Famous proverb “You are what you eat” is true enough, because eating habits influence your overall health state. Healthy nutrition is a necessity and includes all kinds of food and a balanced intake of fats, carbs, vitamins, and minerals. Note that eating healthy does not equal dieting to starvation or excessive food consuming.
Care for your mind
Negative emotions, attitudes or mindsets could be a hard hurdle on your recovery path. It’s always easy to fall back to old and good known ways to handle anxiety, fear or other distress. However, all of those feelings are inevitable in our life to some degree. Try finding new coping mechanisms and strategies to help you get away from unwanted consequences. Go for a walk, practice breathing techniques, write down your thoughts on paper or find a free treatment program. Recovery and therapy, incorporated in rehab programs, teach you how to find better and healthier ways to react to pain, so care for yourself – don’t let stress reverse your progress.

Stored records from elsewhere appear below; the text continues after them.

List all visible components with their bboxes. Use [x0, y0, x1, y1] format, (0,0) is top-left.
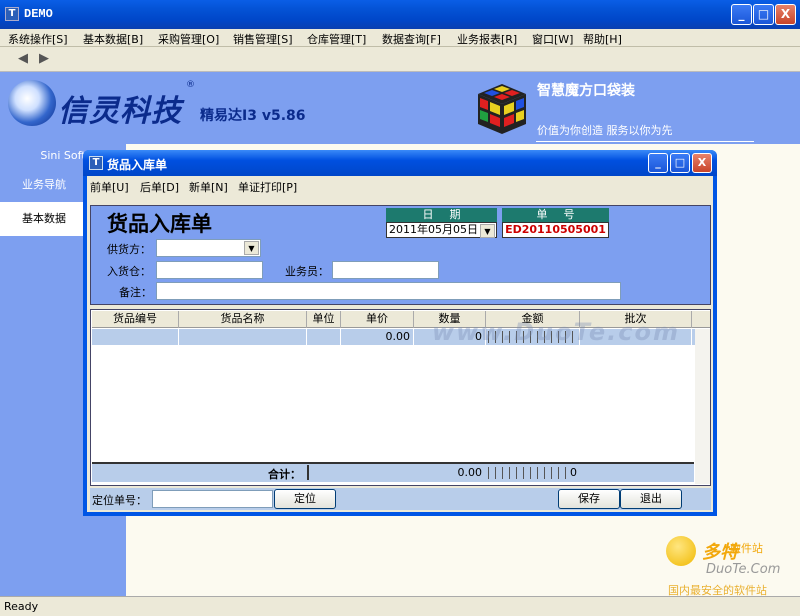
exit-button[interactable]: 退出 — [620, 489, 682, 509]
dialog-close-button[interactable]: X — [692, 153, 712, 173]
date-header: 日期 — [386, 208, 497, 222]
supplier-label: 供货方： — [107, 243, 151, 256]
dialog-title-bar: T 货品入库单 _ □ X — [83, 150, 717, 176]
menu-window[interactable]: 窗口[W] — [532, 31, 573, 47]
col-price[interactable]: 单价 — [341, 311, 414, 328]
dialog-menu: 前单[U] 后单[D] 新单[N] 单证打印[P] — [87, 176, 713, 196]
forward-arrow-icon[interactable]: ▶ — [35, 51, 53, 67]
watermark-en: DuoTe.Com — [706, 562, 781, 577]
slogan-divider — [536, 141, 754, 142]
menu-help[interactable]: 帮助[H] — [583, 31, 622, 47]
cell-unit[interactable] — [307, 329, 341, 345]
company-logo-icon — [8, 80, 56, 126]
menu-warehouse[interactable]: 仓库管理[T] — [307, 31, 366, 47]
footer-divider — [307, 465, 309, 480]
date-picker[interactable]: 2011年05月05日 ▼ — [386, 222, 497, 238]
rubiks-cube-icon — [478, 84, 526, 134]
grid-footer: 合计： 0.00 0 — [92, 462, 694, 482]
warehouse-label: 入货仓： — [107, 265, 151, 278]
toolbar: ◀ ▶ — [0, 47, 800, 72]
number-header: 单号 — [502, 208, 609, 222]
chevron-down-icon[interactable]: ▼ — [480, 224, 495, 238]
menu-sales[interactable]: 销售管理[S] — [233, 31, 293, 47]
back-arrow-icon[interactable]: ◀ — [14, 51, 32, 67]
slogan-title: 智慧魔方口袋装 — [537, 83, 635, 99]
total-price: 0.00 — [457, 466, 483, 479]
menu-system[interactable]: 系统操作[S] — [8, 31, 68, 47]
remark-label: 备注： — [119, 286, 152, 299]
cell-code[interactable] — [92, 329, 179, 345]
app-icon: T — [5, 7, 19, 21]
locate-button[interactable]: 定位 — [274, 489, 336, 509]
dialog-title: 货品入库单 — [107, 158, 168, 172]
locate-label: 定位单号： — [92, 494, 147, 507]
status-text: Ready — [4, 600, 39, 613]
col-unit[interactable]: 单位 — [307, 311, 341, 328]
menu-new-doc[interactable]: 新单[N] — [189, 179, 228, 195]
cell-name[interactable] — [179, 329, 307, 345]
locate-input[interactable] — [152, 490, 273, 508]
corner-watermark: 多特 软件站 DuoTe.Com 国内最安全的软件站 — [664, 534, 800, 600]
stock-in-dialog: T 货品入库单 _ □ X 前单[U] 后单[D] 新单[N] 单证打印[P] … — [83, 150, 717, 516]
center-watermark: www.DuoTe.com — [432, 318, 680, 346]
supplier-select[interactable]: ▼ — [156, 239, 261, 257]
menu-bar: 系统操作[S] 基本数据[B] 采购管理[O] 销售管理[S] 仓库管理[T] … — [0, 29, 800, 47]
menu-print-doc[interactable]: 单证打印[P] — [238, 179, 297, 195]
menu-basic-data[interactable]: 基本数据[B] — [83, 31, 143, 47]
registered-mark: ® — [186, 80, 195, 90]
col-item-name[interactable]: 货品名称 — [179, 311, 307, 328]
duck-logo-icon — [666, 536, 696, 566]
remark-input[interactable] — [156, 282, 621, 300]
dialog-body: 前单[U] 后单[D] 新单[N] 单证打印[P] 货品入库单 日期 2011年… — [87, 176, 713, 512]
doc-number: ED20110505001 — [502, 222, 609, 238]
menu-purchase[interactable]: 采购管理[O] — [158, 31, 219, 47]
window-title: DEMO — [24, 7, 53, 21]
menu-prev-doc[interactable]: 前单[U] — [90, 179, 129, 195]
salesman-input[interactable] — [332, 261, 439, 279]
close-button[interactable]: X — [775, 4, 796, 25]
form-heading: 货品入库单 — [107, 212, 212, 236]
watermark-cn2: 软件站 — [730, 542, 763, 555]
banner: 信灵科技 ® 精易达I3 v5.86 智慧魔方口袋装 价值为你创造 服务以你为先 — [0, 72, 800, 144]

Another thing that might be useful is by observing oneself. Investigate how your thoughts might make you feel bad or your acts grow guilt and shame inside of you. Try tracking down your destructive personal mechanisms, things that make you feel bad or slow down your recovery. Keep a diary of those ideas or behaviors and try balancing them out by writing down ways to overcome such difficulties or their consequences.
Last, but not least – remember to establish and maintain communication because people are, indeed, social creatures.
Any happiness just as any sadness is a better experience when you’re sharing it with others. Of course, addictive behavior may change your social activity or somehow transform your relationships. Nevertheless, reclusion is not a healthy kind of socializing and is adverse for a person’s wellbeing. It may not be easy at first, but try reaching out for people around you. Not everyone knows what kind of hardships you overcome on your way to a new self. Let other people know what you’re going through and slowly try letting them into your life. The power of communication and connection is a recovery resource itself.
Hard times are inevitable, but that’s the part of our experience as human beings. Keep in mind these useful tips and consider creating your own, because you are the one who knows what’s best for you. And of course, take care!